Cycling deaths highlight inadequate response

Two women cyclists have been killed by lorries on London’s streets over the past few days, highlighting the inadequacy of facilities in the city for cyclists. Having cycled in the rush hour a couple of times recently, it is remarkable the extent to which London has become a cycling city, despite the fact that cyclists are barely tolerated let alone catered for . There are cyclists everywhere and they now form a substantial part of  the traffic in central London and yet, for the most part, they are still treated as pariahs.

The huge number of cyclists is their best protection. I have noticed that drivers are more tolerant to cyclists, even though we do tend to jump the odd red light, because the sheer numbers have made it impossible to ignore them. There are, of course, the odd maniac drivers but they are now a minority. Boris Johnson’s idea for allowing cyclists to turn left at junctions against the red light, may be a reasonable suggestion but it does not address the fundamental problem, that the road lay out, highway rules, signage, priorities and general street ambience are all mitigated againsts cyclists. Those few facilities that have been introduced, such as advance stop lines, are welcome, but we are still miles away from putting cyclists at the heart of the traffic system, which is what is needed to really protect them.

Boris Johnson has no real understanding of this.
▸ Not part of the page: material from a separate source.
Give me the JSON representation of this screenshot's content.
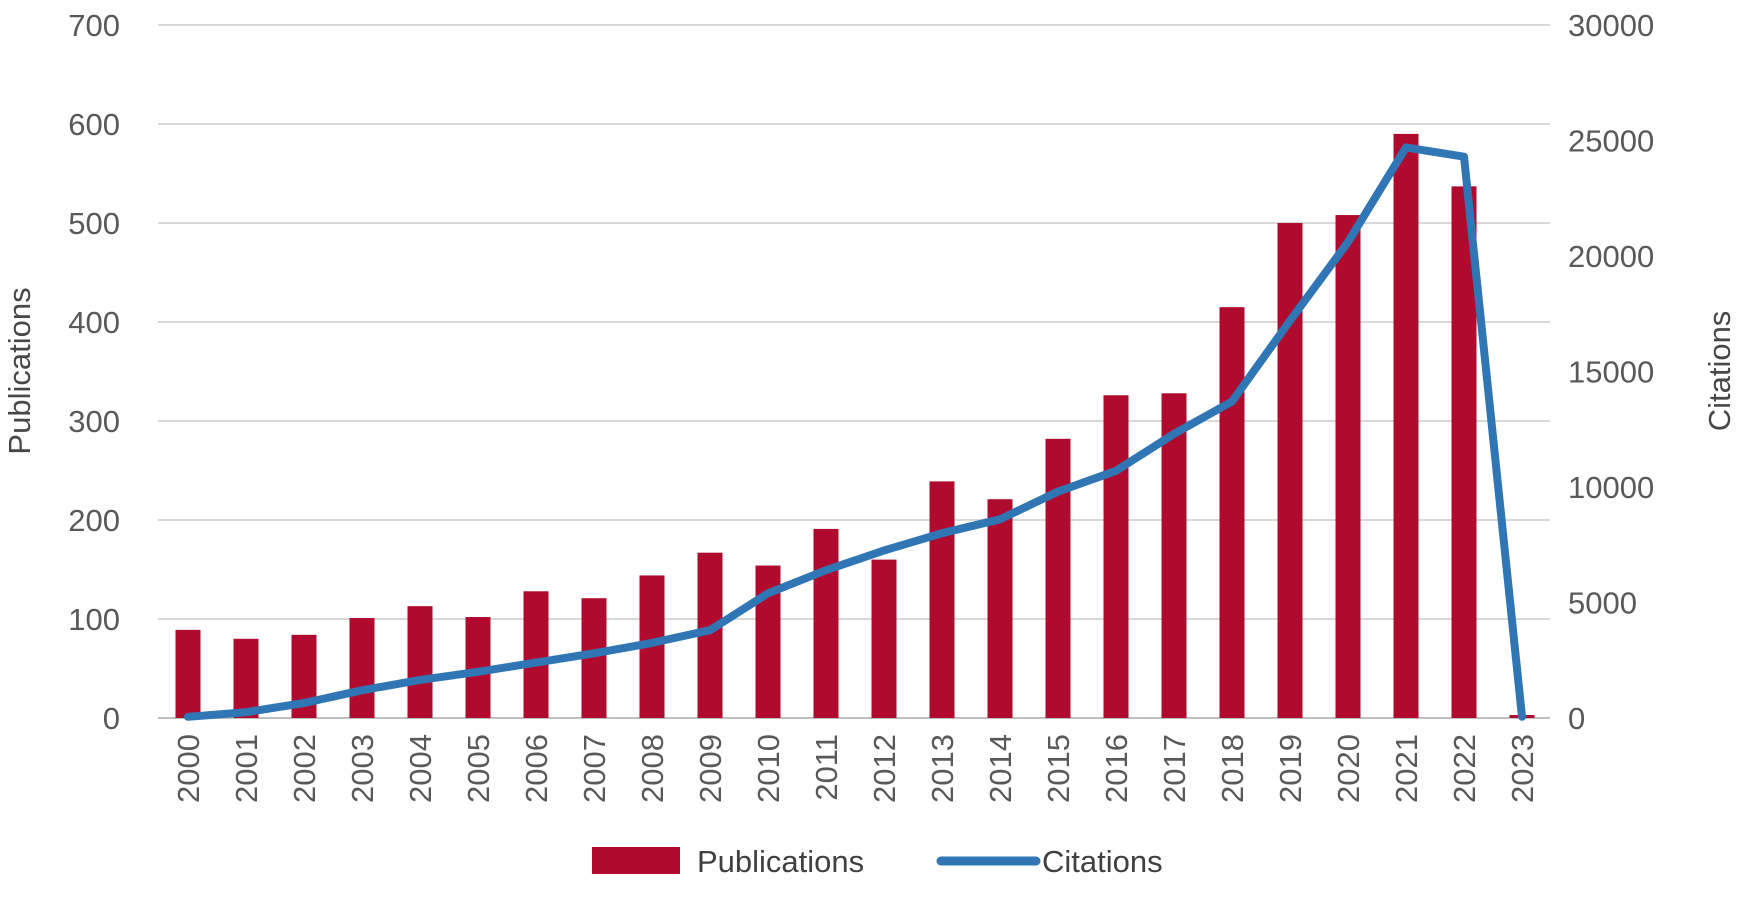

Allowing motorcycles into bus lanes, which were previously a real  refuge for cyclists, sends exactly the wrong message. He seems to have focussed much of his bike policy on creating a cycle hire scheme in central London which is fine but will not, of itself, boosts cycling as much as making the whole road system more cycle-oriented. Even his suggestion about red lights may do more to anger motorists and pedestrians, than actually improve the on road relationship between the two groups.

There is a fascinating article in London Cycling magazine about the small German town of Munster where the traffic system, while coping with the expected number of cars, is geared in a fundamental way towards cycling. There are plenty of tips and ideas which could be copied, but it requires a new mindset, one which does not put in railings next to main roads against which cyclists are frequently crushed to death, as happened to one of this week’s victims.